16 Et Jésus dit: Vous aussi, êtes-vous encore sans intelligence?
17 Ne comprenez-vous pas que tout ce qui entre dans la bouche va dans le ventre, puis est jeté dans les lieux secrets?
18 Mais ce qui sort de la bouche vient du coeur, et c'est ce qui souille l'homme.
19 Car c'est du coeur que viennent les mauvaises pensées, les meurtres, les adultères, les impudicités, les vols, les faux témoignages, les calomnies.
20 Voilà les choses qui souillent l'homme; mais manger sans s'être lavé les mains, cela ne souille point l'homme.
21 Jésus, étant parti de là, se retira dans le territoire de Tyr et de Sidon.
22 Et voici, une femme cananéenne, qui venait de ces contrées, lui cria: Aie pitié de moi, Seigneur, Fils de David! Ma fille est cruellement tourmentée par le démon.

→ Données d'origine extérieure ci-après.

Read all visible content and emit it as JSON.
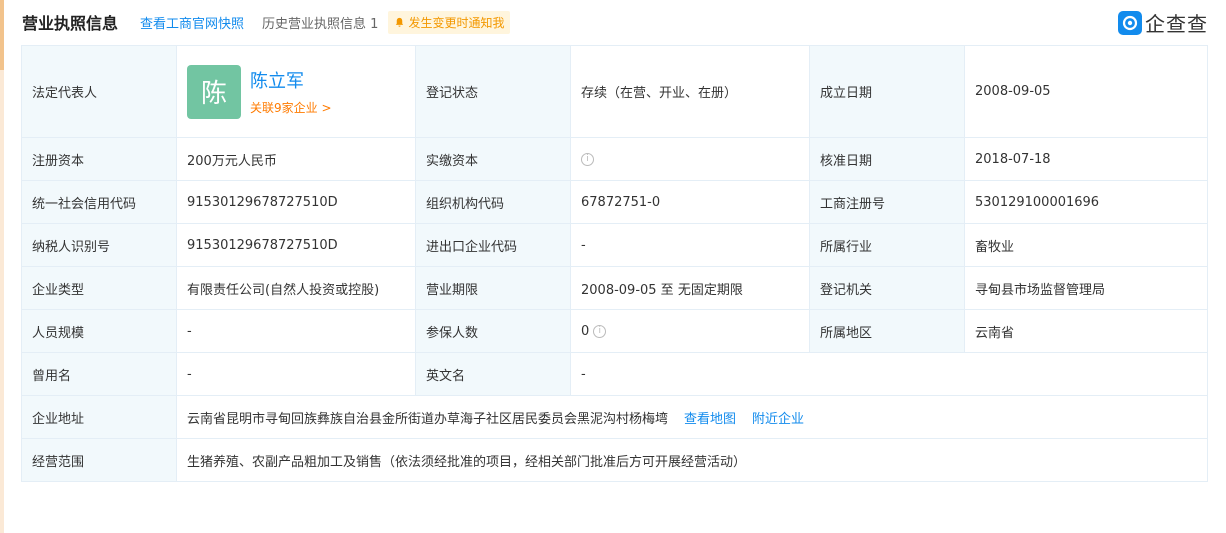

23 Il ne lui répondit pas un mot, et ses disciples s'approchèrent, et lui dirent avec instance: Renvoie-la, car elle crie derrière nous.
24 Il répondit: Je n'ai été envoyé qu'aux brebis perdues de la maison d'Israël.
25 Mais elle vint se prosterner devant lui, disant: Seigneur, secours-moi!
26 Il répondit: Il n'est pas bien de prendre le pain des enfants, et de le jeter aux petits chiens.
27 Oui, Seigneur, dit-elle, mais les petits chiens mangent les miettes qui tombent de la table de leurs maîtres.
28 Alors Jésus lui dit: Femme, ta foi est grande; qu'il te soit fait comme tu veux. Et, à l'heure même, sa fille fut guérie.
29 Jésus quitta ces lieux, et vint près de la mer de Galilée. Etant monté sur la montagne, il s'y assit.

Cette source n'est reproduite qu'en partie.